Vintage heritage architect and conservationist par excellence Vasanta Sobha Turaga has expressed her shock at Hyderabad Member of Parliament Asaduddin Owaisi’s statement that he is not concerned if the Osmania General Hospital building stays or is demolished by the government. It may be recalled that a week ago, Owaisi had demanded the construction of a new hospital building at OGH to lessen the sufferings of the people during the pandemic Covid-19.

Ace historian Amarbir Singh, learned historian Prof. Salma Farooqui, senior heritage buffs Dr. Haseeb Jaffery, Mrs. Juhee Ahmed, Raghu Cidambi, Ahmed Al-Sharif, and the Gulf-returned Amjad and Shakeel bin Abid have lent their strong voices to preserve the national medical heritage in the form of the existing Osmania General Hospital complex. A petition has been signed by more than 13,000 people with a plea to save OGH. Raghu Cidambi motivated a lot of people to sign the petition. Amarbir Singh, who counts notes and tallies balance sheets during the day, stresses that saving OGH should be our most primary collective concern and focus. Historically and as an identity of Nizam era Hyderabad, I need not stress further on the importance of this structure.

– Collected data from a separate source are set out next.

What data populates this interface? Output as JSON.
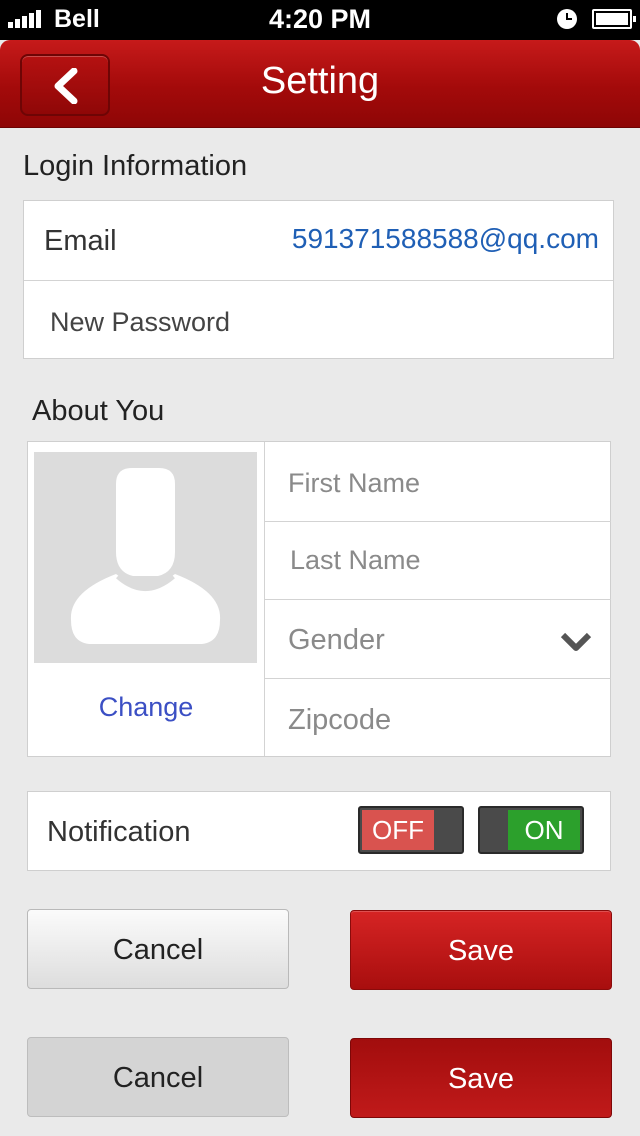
{
  "status_bar": {
    "carrier": "Bell",
    "time": "4:20 PM",
    "icons": [
      "signal-bars-icon",
      "clock-icon",
      "battery-icon"
    ]
  },
  "nav": {
    "back_icon": "chevron-left-icon",
    "title": "Setting"
  },
  "login": {
    "heading": "Login Information",
    "email_label": "Email",
    "email_value": "591371588588@qq.com",
    "password_placeholder": "New Password"
  },
  "about": {
    "heading": "About You",
    "avatar_icon": "user-silhouette-icon",
    "change_label": "Change",
    "first_name_placeholder": "First Name",
    "last_name_placeholder": "Last Name",
    "gender_placeholder": "Gender",
    "gender_icon": "chevron-down-icon",
    "zipcode_placeholder": "Zipcode"
  },
  "notification": {
    "label": "Notification",
    "off_label": "OFF",
    "on_label": "ON"
  },
  "buttons": {
    "cancel_label": "Cancel",
    "save_label": "Save"
  },
  "colors": {
    "nav_red": "#a30a0a",
    "email_blue": "#1f5fb5",
    "link_blue": "#3b4fc4",
    "toggle_off": "#d9534f",
    "toggle_on": "#2ca02c"
  }
}
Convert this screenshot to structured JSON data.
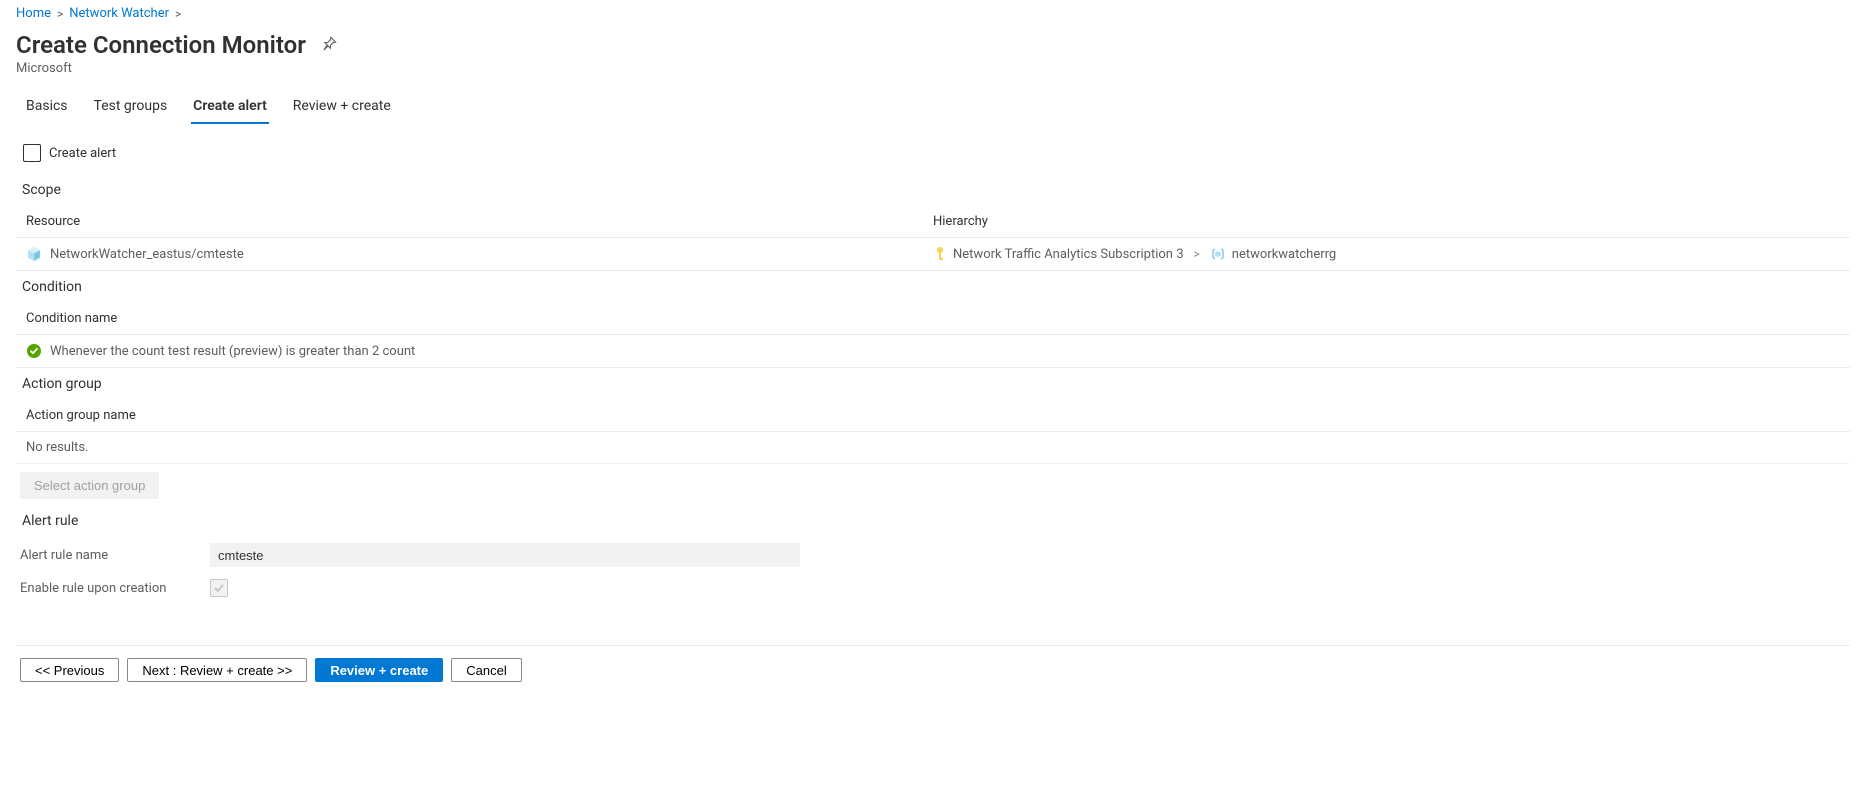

Prof. Salma Farooqui suggests that a dialogue needs to be started with the state government impressing upon them the importance of preserving a heritage structure like OGH in the historical city of Hyderabad. She says that the city is a shared space both by the executive and citizenry. Health infrastructure and heritage can go hand in hand. It should be looked upon as a merged sphere rather than segregation of these components. Raghu Cidambi says that that the Telangana State government has been directed to file a status report in the Public Interest Litigation (PIL) in the OGH case. The case is posted to 8th July 2021. All said and done, no Hyderabadi is against the construction of twin towers at Osmania General Hospital but without demolishing the existing heritage complex. Engineer- conservationist Sajjad Shahid looked at the entire scenario of perishing heritage thus:

Laga ke aag shaher ko ye Badshah ne kaha

uTha hai dil mein tamashay ka aaj shouq bohat

Jhuka ke sar ko sabhi Shah parast bol uTThay

Huzoor! Shouq salamat rahey shaher hain aur bohat.